The driver of a French bus which crashed on a motorway west of Prague on April 8 has died bringing the death toll in the accident to two. A 15-year-old schoolgirl died in the crash and 23 other school children were injured. The bus was headed for Prague when it careened off the motorway near Rokycany, some 80 km west of the Czech capital, shortly after 5am. The police were investigating the accident as a possible case of negligence resulting in death. The case is now likely to be closed.
Prague City councillors on Friday agreed on an out-of-court settlement with insurance companies over the renovation of the industrial palace at Prague’s exhibition grounds. One wing of the palace was destroyed by fire several years ago. Under the agreement, the city will receive 280 million crowns compared to the 1.2 billion crowns or so the city was asking for before. The settlement comes after a court ruled that Prague had no right to compensation in the deal, as the site during the time of the fire, was leased to a private company.
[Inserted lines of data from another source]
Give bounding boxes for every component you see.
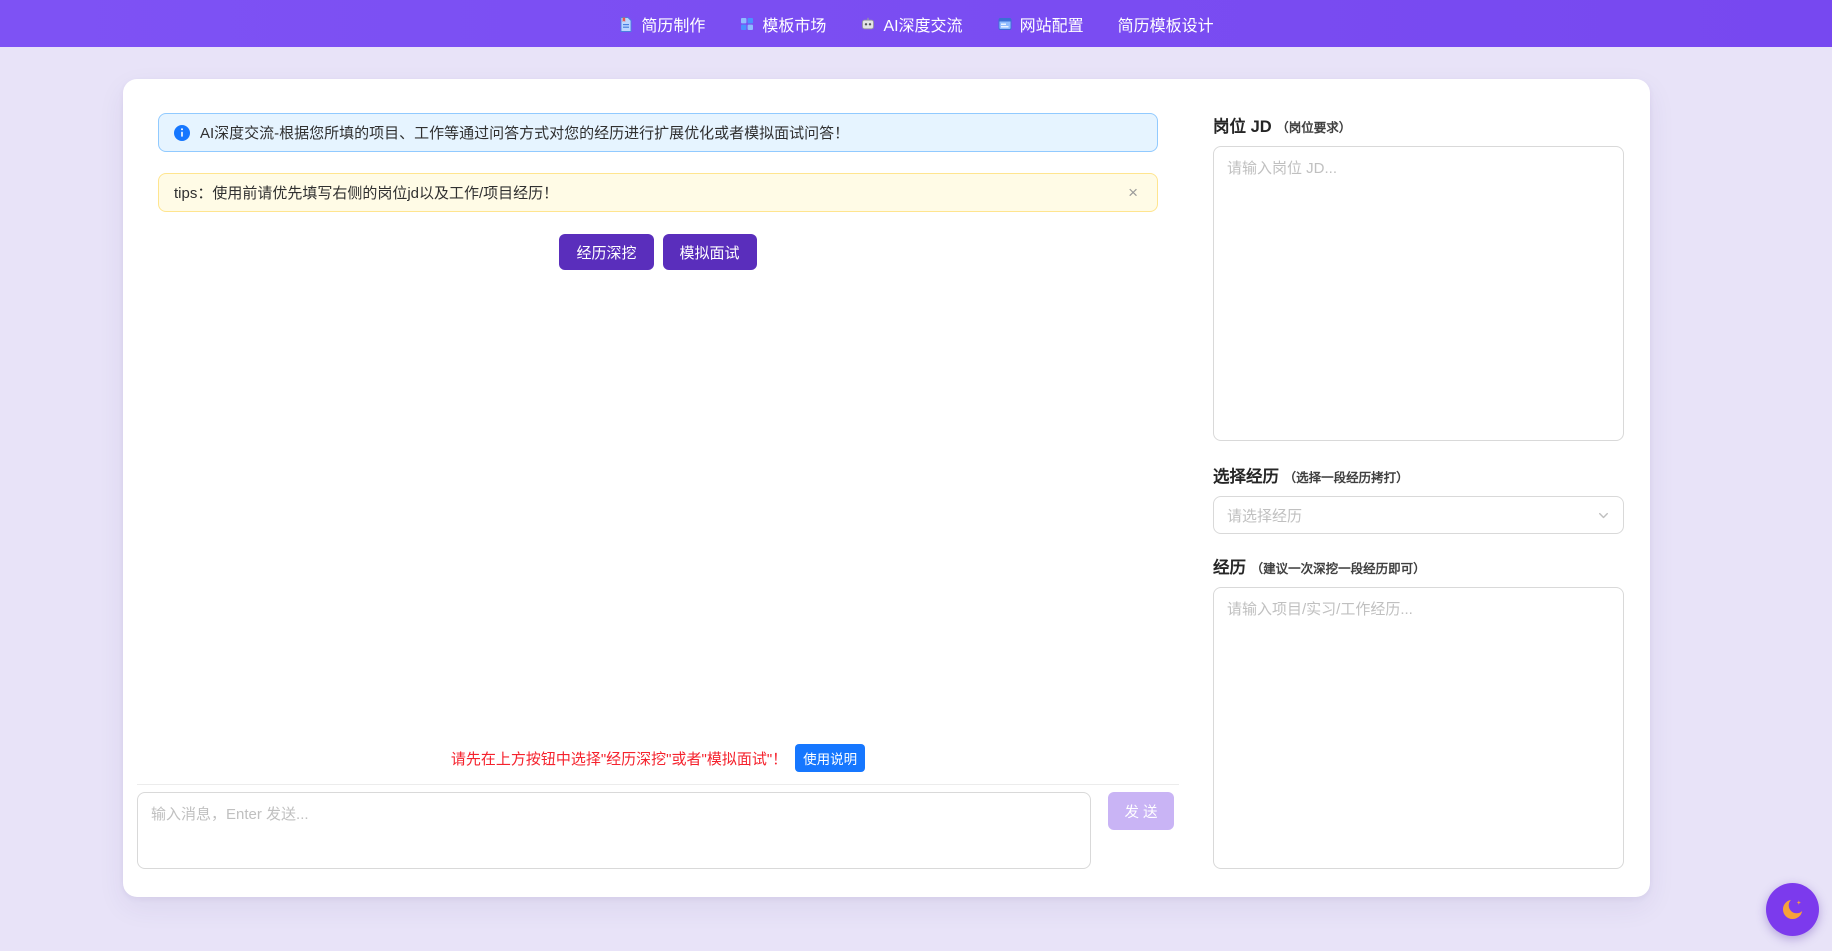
experience-select[interactable]: 请选择经历 xyxy=(1213,496,1624,534)
nav-item-label: 简历模板设计 xyxy=(1118,12,1214,36)
dark-mode-toggle-button[interactable] xyxy=(1766,883,1819,936)
top-navigation: 简历制作 模板市场 AI深度交流 xyxy=(0,0,1832,47)
form-panel: 岗位 JD （岗位要求） 选择经历 （选择一段经历拷打） 请选择经历 经历 （建… xyxy=(1213,113,1624,869)
select-experience-label-sub: （选择一段经历拷打） xyxy=(1284,471,1409,485)
nav-item-template-design[interactable]: 简历模板设计 xyxy=(1101,0,1231,47)
moon-icon xyxy=(1779,896,1806,923)
nav-item-label: 网站配置 xyxy=(1020,12,1084,36)
market-icon xyxy=(739,16,755,32)
empty-hint-text: 请先在上方按钮中选择"经历深挖"或者"模拟面试"！ xyxy=(451,748,787,769)
nav-item-template-market[interactable]: 模板市场 xyxy=(722,0,843,47)
experience-label-sub: （建议一次深挖一段经历即可） xyxy=(1251,562,1426,576)
select-experience-label: 选择经历 （选择一段经历拷打） xyxy=(1213,463,1624,487)
input-divider xyxy=(137,784,1179,785)
experience-textarea[interactable] xyxy=(1213,587,1624,869)
main-card: AI深度交流-根据您所填的项目、工作等通过问答方式对您的经历进行扩展优化或者模拟… xyxy=(123,79,1650,897)
chevron-down-icon xyxy=(1597,509,1610,522)
jd-label: 岗位 JD （岗位要求） xyxy=(1213,113,1624,137)
nav-item-resume-builder[interactable]: 简历制作 xyxy=(601,0,722,47)
deep-dig-button[interactable]: 经历深挖 xyxy=(559,234,653,270)
close-icon[interactable]: × xyxy=(1124,182,1142,203)
send-button[interactable]: 发 送 xyxy=(1108,792,1174,830)
chat-message-area xyxy=(137,270,1179,744)
tips-banner-text: tips：使用前请优先填写右侧的岗位jd以及工作/项目经历！ xyxy=(174,182,558,203)
site-config-icon xyxy=(997,16,1013,32)
message-input-row: 发 送 xyxy=(137,792,1179,869)
mock-interview-button[interactable]: 模拟面试 xyxy=(663,234,757,270)
nav-item-ai-chat[interactable]: AI深度交流 xyxy=(843,0,979,47)
info-banner-text: AI深度交流-根据您所填的项目、工作等通过问答方式对您的经历进行扩展优化或者模拟… xyxy=(200,122,849,143)
mode-buttons-row: 经历深挖 模拟面试 xyxy=(158,234,1158,270)
experience-select-value: 请选择经历 xyxy=(1227,505,1302,526)
nav-item-label: 简历制作 xyxy=(641,12,705,36)
empty-hint-row: 请先在上方按钮中选择"经历深挖"或者"模拟面试"！ 使用说明 xyxy=(137,744,1179,772)
usage-guide-button[interactable]: 使用说明 xyxy=(795,744,865,772)
info-icon xyxy=(174,125,190,141)
nav-item-label: 模板市场 xyxy=(762,12,826,36)
nav-item-label: AI深度交流 xyxy=(883,12,962,36)
experience-label: 经历 （建议一次深挖一段经历即可） xyxy=(1213,554,1624,578)
resume-icon xyxy=(618,16,634,32)
message-input[interactable] xyxy=(137,792,1091,869)
nav-item-site-config[interactable]: 网站配置 xyxy=(980,0,1101,47)
jd-textarea[interactable] xyxy=(1213,146,1624,441)
chat-panel: AI深度交流-根据您所填的项目、工作等通过问答方式对您的经历进行扩展优化或者模拟… xyxy=(137,113,1179,869)
info-banner: AI深度交流-根据您所填的项目、工作等通过问答方式对您的经历进行扩展优化或者模拟… xyxy=(158,113,1158,152)
tips-banner: tips：使用前请优先填写右侧的岗位jd以及工作/项目经历！ × xyxy=(158,173,1158,212)
jd-label-sub: （岗位要求） xyxy=(1276,121,1351,135)
robot-icon xyxy=(860,16,876,32)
Workers renovating a house in Dolní Vilémovice (where Jan Kubiš – a British-trained paratrooper during World War II was born) recovered several unique items including letters, part of a military uniform, and photographs, Prague’s Institute of Military History revealed. Jan Kubiš and fellow soldier Jozef Gabčík pulled off a daring attack against acting Reichsprotector and ‘Hangman of Bohemia’ Reinhard Heydrich in 1942. Heydrich died several days later of his wounds. Kubiš, Gabčík and another five paratroopers were later surrounded at the Church of St. Cyril and St. Methodious on Resslova Street and paid with their lives for the assassination. Kubiš was wounded and died in hospital; the others committed suicide to avoid capture. The items in Mr Kubiš’s home were found under a stair that had rotted through.
Two bodies were found in the Vltava River on Friday, one near Palacký Bridge and the other near an electric power plant at Štvanice. The criminal police have begun investigations into both deaths. The body found by the bridge is that of a 40 to 50 year-old man whose identity remains unknown. The police have released no details about the second person, whose body proved difficult to retrieve.
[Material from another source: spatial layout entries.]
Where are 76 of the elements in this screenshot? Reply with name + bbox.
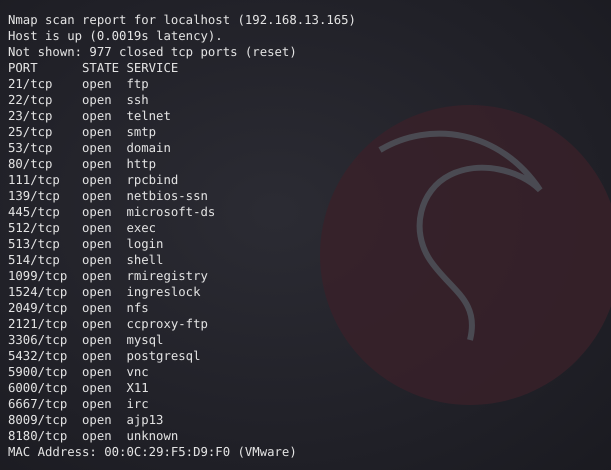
state-cell-text: open xyxy=(82,428,113,444)
state-cell-text: open xyxy=(82,156,113,172)
column-header: SERVICE xyxy=(126,60,180,76)
service-cell-text: ingreslock xyxy=(126,284,202,300)
state-cell-text: open xyxy=(82,124,113,140)
port-cell-text: 139/tcp xyxy=(8,188,61,204)
service-cell-text: ajp13 xyxy=(126,412,164,428)
state-cell-text: open xyxy=(82,220,113,236)
service-cell-text: exec xyxy=(126,220,158,236)
state-cell-text: open xyxy=(82,396,113,412)
service-cell-text: irc xyxy=(126,396,150,412)
port-cell-text: 22/tcp xyxy=(8,92,54,108)
port-cell-text: 512/tcp xyxy=(8,220,61,236)
state-cell-text: open xyxy=(82,332,113,348)
port-cell-text: 21/tcp xyxy=(8,76,54,92)
service-cell-text: unknown xyxy=(126,428,180,444)
state-cell-text: open xyxy=(82,236,113,252)
service-cell-text: shell xyxy=(126,252,164,268)
port-cell-text: 514/tcp xyxy=(8,252,61,268)
state-cell-text: open xyxy=(82,348,113,364)
service-cell-text: telnet xyxy=(126,108,172,124)
port-cell-text: 8009/tcp xyxy=(8,412,68,428)
state-cell-text: open xyxy=(82,380,113,396)
port-cell-text: 513/tcp xyxy=(8,236,61,252)
state-cell-text: open xyxy=(82,76,113,92)
service-cell-text: X11 xyxy=(126,380,150,396)
port-cell-text: 25/tcp xyxy=(8,124,54,140)
column-header: PORT xyxy=(8,60,39,76)
port-cell-text: 53/tcp xyxy=(8,140,54,156)
state-cell-text: open xyxy=(82,364,113,380)
port-cell-text: 5900/tcp xyxy=(8,364,68,380)
port-cell-text: 1524/tcp xyxy=(8,284,68,300)
mac-address-line: MAC Address: 00:0C:29:F5:D9:F0 (VMware) xyxy=(8,444,298,460)
port-cell-text: 80/tcp xyxy=(8,156,54,172)
state-cell-text: open xyxy=(82,140,113,156)
service-cell-text: postgresql xyxy=(126,348,202,364)
service-cell-text: rpcbind xyxy=(126,172,180,188)
state-cell-text: open xyxy=(82,172,113,188)
host-status-line: Host is up (0.0019s latency). xyxy=(8,28,224,44)
state-cell-text: open xyxy=(82,284,113,300)
port-cell-text: 8180/tcp xyxy=(8,428,68,444)
state-cell-text: open xyxy=(82,316,113,332)
port-cell-text: 23/tcp xyxy=(8,108,54,124)
service-cell-text: http xyxy=(126,156,158,172)
service-cell-text: netbios-ssn xyxy=(126,188,209,204)
state-cell-text: open xyxy=(82,268,113,284)
port-cell-text: 111/tcp xyxy=(8,172,61,188)
state-cell-text: open xyxy=(82,204,113,220)
service-cell-text: vnc xyxy=(126,364,150,380)
service-cell-text: smtp xyxy=(126,124,158,140)
port-cell-text: 445/tcp xyxy=(8,204,61,220)
service-cell-text: nfs xyxy=(126,300,150,316)
service-cell-text: login xyxy=(126,236,164,252)
port-cell-text: 3306/tcp xyxy=(8,332,68,348)
service-cell-text: microsoft-ds xyxy=(126,204,216,220)
scan-report-line: Nmap scan report for localhost (192.168.13.165) xyxy=(8,12,357,28)
service-cell-text: ccproxy-ftp xyxy=(126,316,209,332)
state-cell-text: open xyxy=(82,412,113,428)
port-cell-text: 6000/tcp xyxy=(8,380,68,396)
state-cell-text: open xyxy=(82,252,113,268)
service-cell-text: ssh xyxy=(126,92,150,108)
state-cell-text: open xyxy=(82,92,113,108)
port-cell-text: 6667/tcp xyxy=(8,396,68,412)
port-cell-text: 5432/tcp xyxy=(8,348,68,364)
not-shown-line: Not shown: 977 closed tcp ports (reset) xyxy=(8,44,298,60)
service-cell-text: ftp xyxy=(126,76,150,92)
service-cell-text: domain xyxy=(126,140,172,156)
state-cell-text: open xyxy=(82,188,113,204)
service-cell-text: mysql xyxy=(126,332,164,348)
port-cell-text: 2121/tcp xyxy=(8,316,68,332)
column-header: STATE xyxy=(82,60,120,76)
service-cell-text: rmiregistry xyxy=(126,268,209,284)
port-cell-text: 1099/tcp xyxy=(8,268,68,284)
port-cell-text: 2049/tcp xyxy=(8,300,68,316)
state-cell-text: open xyxy=(82,108,113,124)
state-cell-text: open xyxy=(82,300,113,316)
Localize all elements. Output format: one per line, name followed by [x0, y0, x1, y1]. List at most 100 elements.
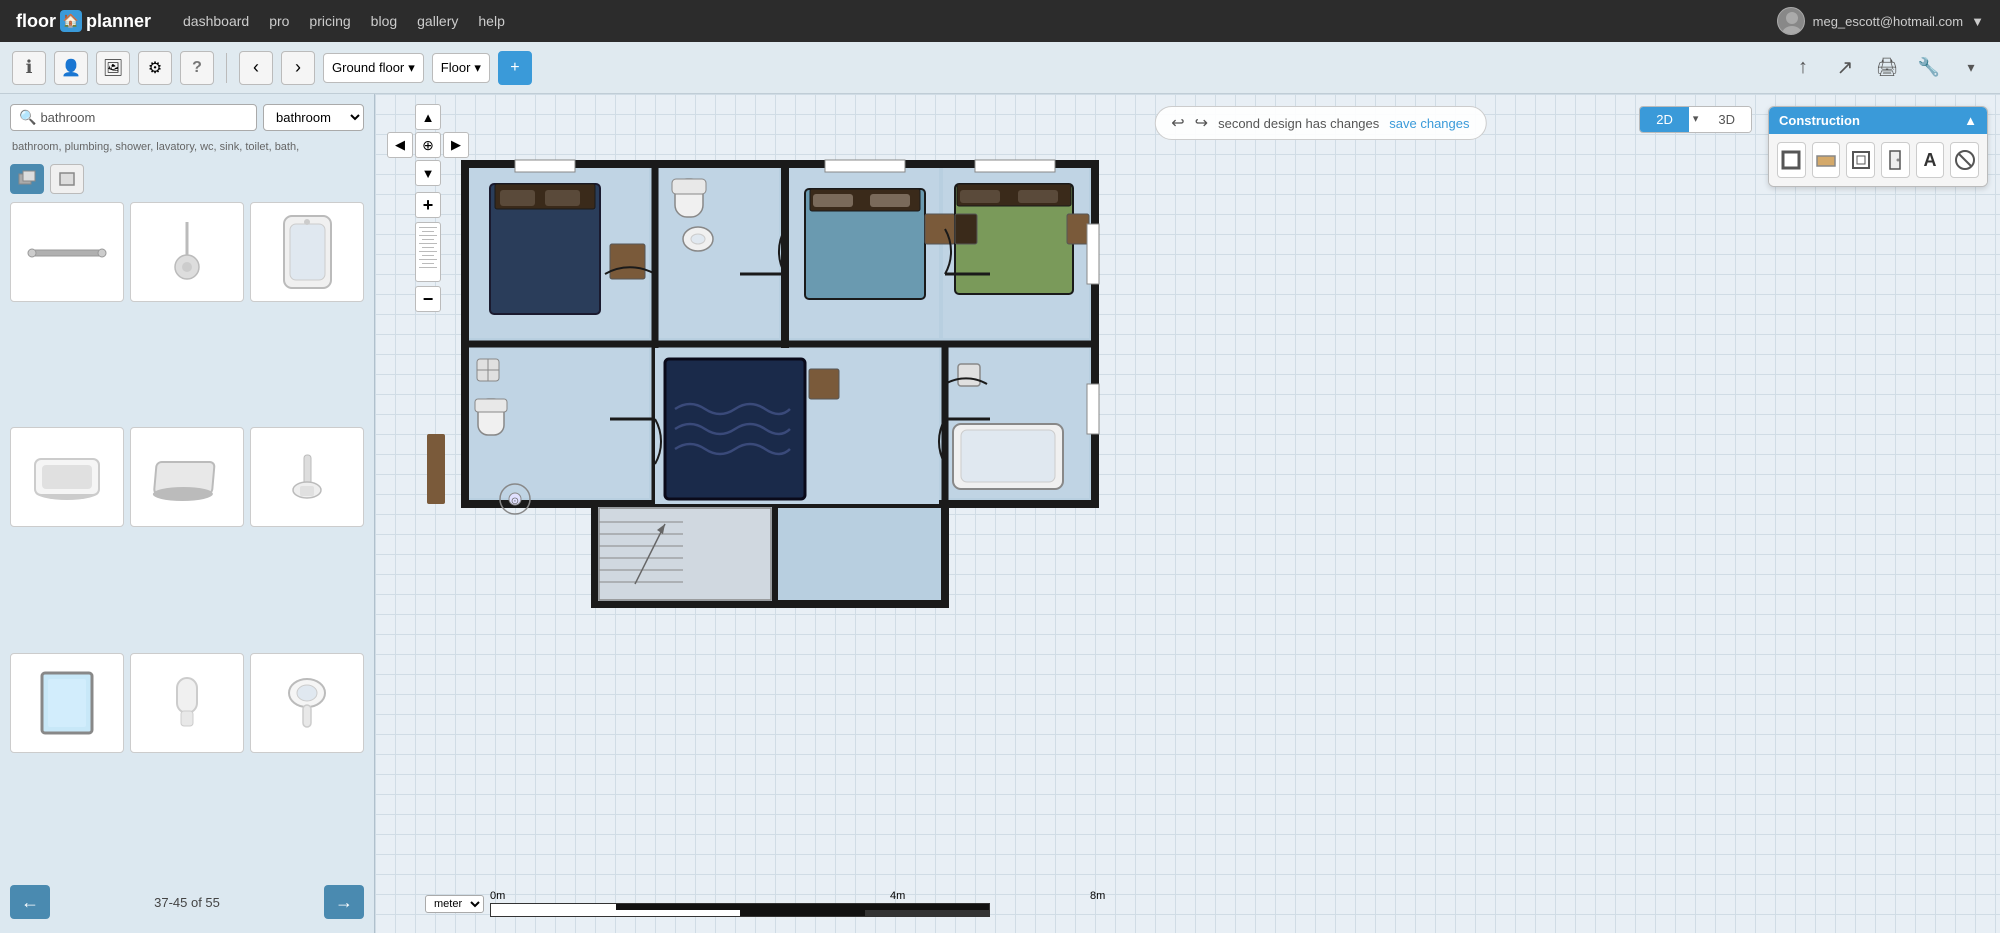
nav-help[interactable]: help [478, 13, 504, 29]
toolbar-separator-1 [226, 53, 227, 83]
search-input[interactable] [40, 110, 248, 125]
user-button[interactable]: 👤 [54, 51, 88, 85]
pan-left-button[interactable]: ◀ [387, 132, 413, 158]
brown-element [427, 434, 445, 504]
nav-next-icon: › [295, 57, 301, 78]
search-box: 🔍 [10, 104, 257, 131]
page-info: 37-45 of 55 [154, 895, 220, 910]
search-row: 🔍 bathroom kitchen living room bedroom [10, 104, 364, 131]
sidebar: 🔍 bathroom kitchen living room bedroom b… [0, 94, 375, 933]
room-tool-button[interactable] [1846, 142, 1875, 178]
share-button[interactable]: ↗ [1828, 51, 1862, 85]
floor-tool-button[interactable] [1812, 142, 1841, 178]
items-grid [10, 202, 364, 874]
save-icon: ↑ [1798, 56, 1808, 79]
photos-button[interactable]: 🖼 [96, 51, 130, 85]
logo: floor 🏠 planner [16, 10, 151, 32]
canvas-area[interactable]: ▲ ◀ ⊕ ▶ ▼ + [375, 94, 2000, 933]
scale-mark-0: 0m [490, 890, 690, 902]
construction-tools: A [1769, 134, 1987, 186]
pagination: ← 37-45 of 55 → [10, 881, 364, 923]
category-dropdown[interactable]: bathroom kitchen living room bedroom [263, 104, 364, 131]
pan-up-button[interactable]: ▲ [415, 104, 441, 130]
item-bathtub-top[interactable] [250, 202, 364, 302]
construction-panel: Construction ▲ [1768, 106, 1988, 187]
view-mode-toggle: 2D ▾ 3D [1639, 106, 1752, 133]
print-icon: 🖨 [1876, 57, 1899, 78]
door-tool-button[interactable] [1881, 142, 1910, 178]
construction-header: Construction ▲ [1769, 107, 1987, 134]
print-button[interactable]: 🖨 [1870, 51, 1904, 85]
item-shower[interactable] [130, 202, 244, 302]
undo-icon[interactable]: ↩ [1171, 113, 1184, 133]
mode-2d-button[interactable]: 2D [1640, 107, 1689, 132]
floor-label: Ground floor [332, 60, 404, 75]
floor2-dropdown-icon: ▾ [474, 60, 481, 76]
info-icon: ℹ [26, 57, 33, 78]
more-button[interactable]: ▾ [1954, 51, 1988, 85]
scale-mark-8: 8m [1090, 890, 1105, 902]
user-area: meg_escott@hotmail.com ▼ [1777, 7, 1984, 35]
save-button[interactable]: ↑ [1786, 51, 1820, 85]
save-changes-link[interactable]: save changes [1389, 116, 1469, 131]
redo-icon[interactable]: ↪ [1195, 113, 1208, 133]
floor2-selector[interactable]: Floor ▾ [432, 53, 490, 83]
search-tags: bathroom, plumbing, shower, lavatory, wc… [10, 139, 364, 156]
nav-prev-icon: ‹ [253, 57, 259, 78]
view-3d-button[interactable] [10, 164, 44, 194]
item-bathtub-angle[interactable] [130, 427, 244, 527]
notification-text: second design has changes [1218, 116, 1379, 131]
next-page-button[interactable]: → [324, 885, 364, 919]
item-bathtub-3d[interactable] [10, 427, 124, 527]
item-sink-pedestal[interactable] [250, 653, 364, 753]
scale-unit-selector[interactable]: meter feet [425, 895, 484, 913]
help-button[interactable]: ? [180, 51, 214, 85]
help-icon: ? [192, 59, 202, 77]
svg-text:⊙: ⊙ [511, 496, 519, 507]
text-tool-icon: A [1924, 150, 1937, 171]
construction-collapse-icon[interactable]: ▲ [1964, 113, 1977, 128]
nav-prev-button[interactable]: ‹ [239, 51, 273, 85]
mode-3d-button[interactable]: 3D [1702, 107, 1751, 132]
nav-blog[interactable]: blog [371, 13, 397, 29]
item-towel-rail[interactable] [10, 202, 124, 302]
mode-dropdown-icon[interactable]: ▾ [1689, 107, 1703, 132]
view-flat-button[interactable] [50, 164, 84, 194]
text-tool-button[interactable]: A [1916, 142, 1945, 178]
settings-icon: ⚙ [148, 58, 162, 78]
logo-text-floor: floor [16, 11, 56, 32]
nav-pricing[interactable]: pricing [309, 13, 350, 29]
wrench-button[interactable]: 🔧 [1912, 51, 1946, 85]
scale-bar: meter feet 0m 4m 8m [425, 890, 1105, 917]
photos-icon: 🖼 [103, 58, 123, 78]
add-floor-icon: + [510, 59, 519, 77]
nav-links: dashboard pro pricing blog gallery help [183, 13, 505, 29]
user-dropdown-icon[interactable]: ▼ [1971, 14, 1984, 29]
floor-plan[interactable]: ⊙ [435, 144, 1115, 629]
main-area: 🔍 bathroom kitchen living room bedroom b… [0, 94, 2000, 933]
construction-title: Construction [1779, 113, 1860, 128]
wall-tool-button[interactable] [1777, 142, 1806, 178]
toolbar: ℹ 👤 🖼 ⚙ ? ‹ › Ground floor ▾ Floor ▾ + ↑… [0, 42, 2000, 94]
item-tap[interactable] [250, 427, 364, 527]
nav-pro[interactable]: pro [269, 13, 289, 29]
floor2-label: Floor [441, 60, 471, 75]
nav-gallery[interactable]: gallery [417, 13, 458, 29]
logo-icon: 🏠 [60, 10, 82, 32]
floor-selector[interactable]: Ground floor ▾ [323, 53, 424, 83]
wrench-icon: 🔧 [1918, 57, 1940, 78]
user-avatar [1777, 7, 1805, 35]
add-floor-button[interactable]: + [498, 51, 532, 85]
logo-text-planner: planner [86, 11, 151, 32]
nav-dashboard[interactable]: dashboard [183, 13, 249, 29]
item-mirror[interactable] [10, 653, 124, 753]
settings-button[interactable]: ⚙ [138, 51, 172, 85]
floor-dropdown-icon: ▾ [408, 60, 415, 76]
toolbar-right: ↑ ↗ 🖨 🔧 ▾ [1786, 51, 1988, 85]
eraser-tool-button[interactable] [1950, 142, 1979, 178]
nav-next-button[interactable]: › [281, 51, 315, 85]
user-email[interactable]: meg_escott@hotmail.com [1813, 14, 1963, 29]
item-urinal[interactable] [130, 653, 244, 753]
prev-page-button[interactable]: ← [10, 885, 50, 919]
info-button[interactable]: ℹ [12, 51, 46, 85]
Two-time ice hockey world championship gold medal winner Tomáš Vokoun, a goalie who plays for the Pittsburgh Penguins, has told the news website idnes he will no longer play for the national squad. Vokoun led the Czech team to an unexpected victory against Russia in the final in Germany in 2010. Before that, he won his first gold in Austria in 2005. Vokoun told idnes that the Czech Republic had plenty of talented up-and-coming goalies and that it would be unfair of him to take a place on the roster. Vokoun did not play in the championship last year due to injury and missed the year before that when he sought a new contract in the NHL.